The choice of that picture with Jesus is actually just symbolic of my strong belief to the cosmic forces that govern the universal conspiracy of events and phenomenon both in the personal level and the collective universal incidents.
Man can do everything within his own discernment and capacity and if he succeeds on whatever he endeavours as a result of his knowledge, skills and applications of everything that he is and does then he is considered successful; but what about if after all he does he still fails?
This situation reminds me of what I did during my "dark ages", yes that is what I call those years when everything that happened in all major areas in my life were simultaneously depressing; my only son, a school drop-out and a father at 17, I was jobless, my husband just died and my only daughter, younger of my two children, was in college; to mention just a few.
It was like a dead-end of my existence but in my introspections I just did three things; first I remember who I am; second, I remember only all my feelings of love and the feelings of those who love me; and last, I enhanced my faith in the Universal forces.
"I remember who I am."
Remembering who I am is my core belief and perception about my self both as being alone and as my belief on how people see me.
For this belief in myself to work in my life at the time when everyone in my situation would have gone around asking for help from friends and relatives, I spent some hours every day listing down and writing in narrative every major past event of my life where I felt like I was a superstar; I remember my achievements in school, my position in my family, my home, my friends and colleagues and my promotions and commendations at work.
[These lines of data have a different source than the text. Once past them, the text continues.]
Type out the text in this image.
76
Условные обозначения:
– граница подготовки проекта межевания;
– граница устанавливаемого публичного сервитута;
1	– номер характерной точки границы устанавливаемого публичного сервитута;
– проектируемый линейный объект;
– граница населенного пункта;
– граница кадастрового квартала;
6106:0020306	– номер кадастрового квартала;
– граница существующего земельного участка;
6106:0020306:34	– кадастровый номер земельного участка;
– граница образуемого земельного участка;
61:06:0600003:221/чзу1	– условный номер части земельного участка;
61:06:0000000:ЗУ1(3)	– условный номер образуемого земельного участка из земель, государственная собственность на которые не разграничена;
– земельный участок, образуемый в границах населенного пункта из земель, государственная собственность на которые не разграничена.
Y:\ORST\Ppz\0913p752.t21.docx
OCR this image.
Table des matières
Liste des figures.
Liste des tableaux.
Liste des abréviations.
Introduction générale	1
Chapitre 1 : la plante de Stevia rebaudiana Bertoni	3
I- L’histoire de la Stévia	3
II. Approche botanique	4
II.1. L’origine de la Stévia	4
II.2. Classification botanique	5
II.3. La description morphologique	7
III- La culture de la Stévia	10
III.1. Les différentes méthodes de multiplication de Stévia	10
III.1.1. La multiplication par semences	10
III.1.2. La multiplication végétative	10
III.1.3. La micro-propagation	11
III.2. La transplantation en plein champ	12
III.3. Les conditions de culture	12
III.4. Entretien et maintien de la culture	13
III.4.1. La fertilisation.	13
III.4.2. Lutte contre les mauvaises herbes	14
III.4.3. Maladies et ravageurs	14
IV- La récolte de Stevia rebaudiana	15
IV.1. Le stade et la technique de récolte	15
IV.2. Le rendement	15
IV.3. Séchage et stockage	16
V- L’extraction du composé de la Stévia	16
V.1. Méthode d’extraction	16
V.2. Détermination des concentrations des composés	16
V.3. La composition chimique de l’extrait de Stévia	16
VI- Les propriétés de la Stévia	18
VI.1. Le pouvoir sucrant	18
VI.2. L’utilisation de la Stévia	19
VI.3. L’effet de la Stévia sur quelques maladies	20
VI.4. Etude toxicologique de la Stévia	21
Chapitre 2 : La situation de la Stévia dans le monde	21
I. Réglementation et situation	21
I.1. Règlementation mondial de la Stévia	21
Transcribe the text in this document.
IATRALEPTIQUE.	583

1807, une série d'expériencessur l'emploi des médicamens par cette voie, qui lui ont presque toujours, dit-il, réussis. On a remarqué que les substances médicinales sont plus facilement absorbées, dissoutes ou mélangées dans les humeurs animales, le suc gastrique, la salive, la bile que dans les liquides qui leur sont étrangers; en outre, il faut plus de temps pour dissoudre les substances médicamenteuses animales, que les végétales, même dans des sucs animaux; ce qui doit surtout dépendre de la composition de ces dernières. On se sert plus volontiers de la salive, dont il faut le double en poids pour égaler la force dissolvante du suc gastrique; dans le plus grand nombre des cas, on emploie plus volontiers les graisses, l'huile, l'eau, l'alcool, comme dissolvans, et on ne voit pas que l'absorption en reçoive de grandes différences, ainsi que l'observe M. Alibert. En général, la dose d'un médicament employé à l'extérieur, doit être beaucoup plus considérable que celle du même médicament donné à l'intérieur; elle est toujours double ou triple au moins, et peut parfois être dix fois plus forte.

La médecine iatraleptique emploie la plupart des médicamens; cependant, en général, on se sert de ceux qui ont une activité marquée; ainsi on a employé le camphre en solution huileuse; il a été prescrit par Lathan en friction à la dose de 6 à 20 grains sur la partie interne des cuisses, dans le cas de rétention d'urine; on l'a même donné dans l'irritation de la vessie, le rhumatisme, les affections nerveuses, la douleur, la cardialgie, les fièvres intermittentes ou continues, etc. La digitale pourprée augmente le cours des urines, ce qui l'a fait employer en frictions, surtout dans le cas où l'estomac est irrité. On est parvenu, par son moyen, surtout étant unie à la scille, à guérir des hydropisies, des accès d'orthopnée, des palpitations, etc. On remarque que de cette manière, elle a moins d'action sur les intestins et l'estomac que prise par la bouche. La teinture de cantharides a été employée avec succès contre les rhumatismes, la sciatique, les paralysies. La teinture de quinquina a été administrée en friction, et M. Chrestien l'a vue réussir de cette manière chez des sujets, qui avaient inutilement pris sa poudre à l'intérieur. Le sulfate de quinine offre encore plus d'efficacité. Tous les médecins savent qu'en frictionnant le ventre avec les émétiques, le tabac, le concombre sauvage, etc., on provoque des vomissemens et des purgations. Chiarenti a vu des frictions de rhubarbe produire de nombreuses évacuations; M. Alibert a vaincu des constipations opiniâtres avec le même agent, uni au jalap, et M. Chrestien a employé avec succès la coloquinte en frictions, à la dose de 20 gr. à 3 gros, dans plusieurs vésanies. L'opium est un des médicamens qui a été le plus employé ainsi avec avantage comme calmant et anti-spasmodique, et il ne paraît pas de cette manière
I kept myself busy "metaphorming", drawing, sketching, colouring and writing down beautiful memories of my hey days. I remember in details, repeating and hearing in my mind the appreciations and admirations of the people around me when they believed in me, then I thanked my God for creating me the way I am.
I remember only all my feelings of love.
I remember everything, both hurt feelings and the beautiful feelings of love but I chose only the feelings of love to focus on in my memory; I had learned to effectively dissolve all the hurt feelings then forgive the people including myself.
To do this; I listed down the names of those who hurt me both intentionally and tactlessly, then I tried to feel again the hurt that I often cried to wash off the bad emotions before I released the bad feelings and let go of the offenders. These are difficult tasks but I put effort in purging myself from the energy that was preventing me to move on.
When all the hurt feelings were released, I was amazed by the resulting beautiful feelings of love that replaced them. Only then did I to love myself and others unconditionally. This also reminded me of the depth of God's forgiving love to humanity. Whether this is a fact or a fiction, this method of seeing God as the source of an unfathomable love works for me. This process also caused me to see the beauty in nature and life.
I enhanced my faith in the Universal Forces and put my trust in God.
This is actually the core of all that I call miracles in my existence.
In my family, as a little girl and until I left for the missionary school at 15, I used to hear my mother sang these "...love lifted me...when nothing else could help.." and "...His eyes are on the sparrows and I know He watches me..."
To enhance my faith, I used words; powerful words, especially those wonderful words that I lived by. Most of these words are inspiring words from the Bible and some are in songs, poems and verses I learned in school. In particular situations, I used affirmations such as; "Where ever I am, God is and all is well." "I, Jenny, am health, wealth and success." in first, second and third person; I borrowed this affirmation from Shakti Gawain's book "Creative Visualization".
The goal I had when I made the commitment was stated these ways; "I, Jenny, now have a wonderful job with a wonderful pay." and "I, Jenny, am now back to my position as the Department Head of BSBA in SPCF."
Then I did the spectacular, I made a commitment to myself and to my God. In those times when I had stopped going to church for a decade or so, I remembered to visit two churches every Sunday without any absences for a year; three hours in the morning in a Baptist Church and one hour in the evening in a Catholic Church; I did everything in the spirit of fun and to test myself on whether I am capable of abiding with my commitments; and to make it more difficult, I vowed to bring Ma'am Veron with me every Sunday in both churches. Ma'am Veron is my best friend for 17 years now and she was the Dean in the Computer Science Department in our school, SPCF.
I am not sure if it was a coincidence that after a year of my consistent church visits, I was summoned by the administration in our school; my position as a Coordinator of the Social Science Department was given back to me. I did not deserve that because due to the circumstances of having my late husband being bedridden where I was the sole caregiver, I was too depressed to even ask permission for a leave; I left my position in school 5 years back with the bad reputation of AWOL or absence without leave and breach of contract.
Now I can see how a strong belief could make a difference in our lives even in a way that is unique to us.